Google Search Live Goes Global — Point Your Camera and Ask Anything
Google just made one of its coolest AI tools available to basically everyone on the planet.
Search Live, which launched in the US not long ago, is now rolling out to more than 200 countries and territories. If you’ve been waiting to point your phone’s camera at something and ask questions about it in real time, your wait is over.
What Search Live Lets You Do
The idea behind Search Live is refreshingly simple. You hold up your phone, point the camera at whatever you’re curious about, and just start asking questions out loud. No typing. No screenshots. Just a conversation about what you’re literally looking at right now.
Think of it like having a knowledgeable friend standing next to you. Spotted a plant you can’t identify? Ask. Standing in front of a restaurant menu in a foreign language? Ask. Staring at a confusing diagram in an instruction manual? You get the idea.

The feature works inside Google’s AI Mode chatbot. So anywhere that AI Mode is available, Search Live now tags along for the ride.
Gemini 3.1 Flash Live Powers the Expansion
The global rollout runs on Google’s Gemini 3.1 Flash Live model. Google built this model to handle multilingual conversations natively, which is a big deal when you’re launching in over 200 countries at once.
According to Google, the new model handles natural back-and-forth conversations better than before. It’s also faster and more reliable. Both of those improvements matter a lot when you’re mid-conversation, camera pointed at something, and waiting for an answer.

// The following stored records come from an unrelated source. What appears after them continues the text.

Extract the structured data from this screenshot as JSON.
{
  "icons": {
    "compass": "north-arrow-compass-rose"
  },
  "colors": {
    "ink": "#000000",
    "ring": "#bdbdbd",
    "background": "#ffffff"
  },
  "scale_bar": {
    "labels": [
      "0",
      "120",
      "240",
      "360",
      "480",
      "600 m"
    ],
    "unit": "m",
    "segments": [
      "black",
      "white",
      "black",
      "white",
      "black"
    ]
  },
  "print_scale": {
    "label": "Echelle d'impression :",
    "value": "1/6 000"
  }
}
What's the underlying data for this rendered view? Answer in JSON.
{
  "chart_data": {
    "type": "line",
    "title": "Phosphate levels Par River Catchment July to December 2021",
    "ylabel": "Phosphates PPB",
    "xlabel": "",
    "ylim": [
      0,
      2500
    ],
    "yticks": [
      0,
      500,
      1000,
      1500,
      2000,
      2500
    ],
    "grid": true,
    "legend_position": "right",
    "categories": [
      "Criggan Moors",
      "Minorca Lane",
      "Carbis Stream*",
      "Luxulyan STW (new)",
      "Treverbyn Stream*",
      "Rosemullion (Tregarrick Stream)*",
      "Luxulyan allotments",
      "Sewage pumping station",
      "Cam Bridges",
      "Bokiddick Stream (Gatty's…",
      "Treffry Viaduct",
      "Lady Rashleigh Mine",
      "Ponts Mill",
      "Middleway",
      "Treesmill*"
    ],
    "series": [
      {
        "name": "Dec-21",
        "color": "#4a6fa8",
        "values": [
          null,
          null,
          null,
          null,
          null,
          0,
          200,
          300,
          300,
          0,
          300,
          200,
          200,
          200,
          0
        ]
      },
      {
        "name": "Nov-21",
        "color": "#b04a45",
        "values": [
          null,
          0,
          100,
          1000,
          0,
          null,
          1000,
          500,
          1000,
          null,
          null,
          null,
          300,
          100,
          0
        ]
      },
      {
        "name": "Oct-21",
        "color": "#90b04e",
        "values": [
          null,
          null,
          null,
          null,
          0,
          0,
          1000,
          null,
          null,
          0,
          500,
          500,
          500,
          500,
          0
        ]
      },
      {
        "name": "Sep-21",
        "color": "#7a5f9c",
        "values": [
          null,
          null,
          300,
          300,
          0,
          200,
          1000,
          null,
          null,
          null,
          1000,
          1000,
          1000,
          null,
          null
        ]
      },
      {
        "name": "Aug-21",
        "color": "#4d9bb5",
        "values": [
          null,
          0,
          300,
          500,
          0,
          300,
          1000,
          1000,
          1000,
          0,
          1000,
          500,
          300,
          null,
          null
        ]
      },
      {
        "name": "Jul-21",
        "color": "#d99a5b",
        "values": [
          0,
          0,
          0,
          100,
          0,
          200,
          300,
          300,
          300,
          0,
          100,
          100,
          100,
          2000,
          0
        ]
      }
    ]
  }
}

The fact that it’s natively multilingual means it doesn’t just translate on the fly. It actually thinks and responds in your language from the start. That’s a meaningful difference for speakers of languages that often feel like an afterthought in AI tools.
Live Translate Comes to iPhone Users
Alongside the Search Live news, Google announced that Live Translate is finally arriving on iOS. Android users have had this feature for a while, so iPhone owners will be happy to catch up.
Live Translate does something genuinely useful. Pop in your headphones and have a real conversation with someone speaking a different language. You hear their words translated in real time, directly in your ears, with no awkward pauses waiting for a translation app to catch up.
With today’s expansion, Live Translate now covers more than 70 languages. Google also added several new countries to the supported list, including Germany, Italy, Spain, Japan, and the UK. And here’s the practical part: it works with any set of headphones, not just Google’s own earbuds.

Why This Matters Right Now
Real-time visual search and instant translation used to feel like science fiction features. Now they’re sitting inside an app update on your phone.
For travelers, students, and anyone curious about the world around them, these tools genuinely lower the friction of getting information. You don’t need to describe what you’re looking at in a search box. You don’t need to fumble with a translation app mid-conversation. You just point, speak, and listen.
Google’s move to push both features globally at the same time feels intentional. Together, Search Live and Live Translate tackle two of the most common real-world frustrations: not knowing what something is and not understanding what someone is saying.
Both problems now have pretty solid solutions sitting in your pocket.